ONE FOR THE MASSES
My parents had agreed to Bhai’s remarriage (I don’t know if you can call it that since he isn’t officially divorced yet) only for the world. I know they didn’t want to turn into headlines that every family would start talking about soon. They wanted to be the fair parents who thought of the other woman as well. They wanted to show the world that they held themselves accountable. But in the process, no one was punished except Aliza Bhabi.
The lights dazzled as the evening light faded. The timing was fixed, and preparations were made. It was an intimate ceremony, with only close relatives and friends, counting to less than a hundred of them. Bhabhi’s family did not take part. Everyone inquired about her. Some said they could not understand why she must have a problem when our religion allowed men to have multiple wives if they could afford it. I wondered if they would say the same thing if it happened to them. The ick caught me. I stayed away from most things as much as possible. I tried calling Bhabhi, but she wouldn’t talk. Her parents said she didn’t want to do anything with any of us. At least for now. So, I didn’t try again.
Now, Bhabhi’s place has been replaced by this new lady. Nothing was wrong with her.
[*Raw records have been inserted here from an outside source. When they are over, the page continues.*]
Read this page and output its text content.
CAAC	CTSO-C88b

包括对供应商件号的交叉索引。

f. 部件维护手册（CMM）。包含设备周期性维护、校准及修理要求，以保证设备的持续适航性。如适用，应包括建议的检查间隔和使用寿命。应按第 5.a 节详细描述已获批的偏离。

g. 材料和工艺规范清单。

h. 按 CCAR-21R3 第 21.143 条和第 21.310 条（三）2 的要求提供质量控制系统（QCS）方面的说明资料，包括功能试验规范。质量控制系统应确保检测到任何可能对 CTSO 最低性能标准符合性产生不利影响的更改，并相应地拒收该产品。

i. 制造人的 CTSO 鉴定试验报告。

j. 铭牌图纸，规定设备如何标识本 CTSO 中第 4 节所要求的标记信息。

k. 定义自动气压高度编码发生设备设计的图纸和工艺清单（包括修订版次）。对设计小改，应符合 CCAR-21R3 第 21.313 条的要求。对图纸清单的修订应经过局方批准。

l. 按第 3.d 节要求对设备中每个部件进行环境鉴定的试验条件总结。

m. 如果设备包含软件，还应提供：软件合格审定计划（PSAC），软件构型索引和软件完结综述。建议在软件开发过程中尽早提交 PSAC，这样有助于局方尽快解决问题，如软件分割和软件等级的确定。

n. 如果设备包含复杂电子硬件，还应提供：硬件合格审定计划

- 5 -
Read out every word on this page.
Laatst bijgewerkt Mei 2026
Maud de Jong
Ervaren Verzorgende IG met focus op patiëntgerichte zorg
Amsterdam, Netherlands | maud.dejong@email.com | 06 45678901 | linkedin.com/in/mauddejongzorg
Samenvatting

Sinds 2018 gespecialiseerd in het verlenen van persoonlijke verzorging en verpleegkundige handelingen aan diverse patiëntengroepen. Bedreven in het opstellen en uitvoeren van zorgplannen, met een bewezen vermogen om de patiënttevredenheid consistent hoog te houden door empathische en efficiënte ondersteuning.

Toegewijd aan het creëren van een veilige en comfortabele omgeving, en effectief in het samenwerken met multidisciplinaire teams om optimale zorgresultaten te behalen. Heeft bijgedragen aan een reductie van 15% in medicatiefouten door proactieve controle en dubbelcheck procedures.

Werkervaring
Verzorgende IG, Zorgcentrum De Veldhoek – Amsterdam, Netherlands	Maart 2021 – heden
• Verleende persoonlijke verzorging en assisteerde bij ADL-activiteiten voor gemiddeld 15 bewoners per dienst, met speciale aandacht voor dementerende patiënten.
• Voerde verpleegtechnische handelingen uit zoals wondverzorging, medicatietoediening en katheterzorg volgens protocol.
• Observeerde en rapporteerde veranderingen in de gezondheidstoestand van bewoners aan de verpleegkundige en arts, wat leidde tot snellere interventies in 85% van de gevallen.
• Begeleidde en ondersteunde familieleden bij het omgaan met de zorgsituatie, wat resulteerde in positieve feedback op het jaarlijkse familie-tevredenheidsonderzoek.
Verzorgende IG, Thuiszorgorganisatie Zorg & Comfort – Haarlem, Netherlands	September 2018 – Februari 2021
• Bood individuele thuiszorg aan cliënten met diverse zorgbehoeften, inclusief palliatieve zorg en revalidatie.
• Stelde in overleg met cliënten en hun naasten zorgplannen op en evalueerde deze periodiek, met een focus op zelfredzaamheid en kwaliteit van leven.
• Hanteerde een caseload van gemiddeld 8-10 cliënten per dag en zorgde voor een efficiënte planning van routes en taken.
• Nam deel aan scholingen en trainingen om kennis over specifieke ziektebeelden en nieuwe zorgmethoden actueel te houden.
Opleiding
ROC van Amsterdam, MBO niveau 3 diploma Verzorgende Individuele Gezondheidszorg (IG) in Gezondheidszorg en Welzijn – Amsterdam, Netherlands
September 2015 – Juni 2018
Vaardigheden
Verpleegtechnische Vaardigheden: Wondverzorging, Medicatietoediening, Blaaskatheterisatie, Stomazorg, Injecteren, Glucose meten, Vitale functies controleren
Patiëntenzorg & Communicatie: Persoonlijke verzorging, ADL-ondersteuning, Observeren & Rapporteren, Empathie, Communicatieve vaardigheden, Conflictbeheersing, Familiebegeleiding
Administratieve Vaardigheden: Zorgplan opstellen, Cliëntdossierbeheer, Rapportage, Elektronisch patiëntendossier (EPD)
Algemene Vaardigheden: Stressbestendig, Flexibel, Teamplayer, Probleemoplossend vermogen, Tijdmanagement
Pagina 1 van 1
She was fine, spoke kindly, was straightforward, and was headstrong. But I just couldn’t accept her so well, so soon. Bhai seemed like he was the one who was broken. As If he was disappointed with the way things unfolded. As if it was all an unexpected reaction. I wonder how he isn’t remorseful and where this confidence comes from. But then I look at my parents and the people around me. And then I understood it is all deep-rooted. It hasn’t just sprouted one day all of a sudden. It’s been there in their subconscious mind to normalise such things because, apparently, men can never be wrong in my family.
But in all this chaos, I wonder why this fine young lady must accept this life. Even after knowing that she was cheated of honesty. After being kept in the dark for a long while and even after learning that there is another woman who is wronged. Not that it’s her responsibility anyway. But what would be her story? I wonder. In all the tension, in the chatter batter, I see the blame shifting towards the women in my brother’s life. Some gossiped that the new lady was the reason my brother got swayed. He was lured by a seductress, if I have to quote their words exactly. As if my brother is a newborn who can be lured with candies and as if every woman comes with a manual on how to lure unassuming men.
Someone was even seen blaming Aliza Bhabhi for not keeping my brother excited about their marriage. The willingness was obtained, and the verses were recited. Marriage was done in minutes. The First wife was left behind like she never belonged here. Such is life—women’s life—replaceable and forgotten. In all the chaos, I forgot I had to be at school the next day. It’s the end of my punishment period. I wonder what awaits me there.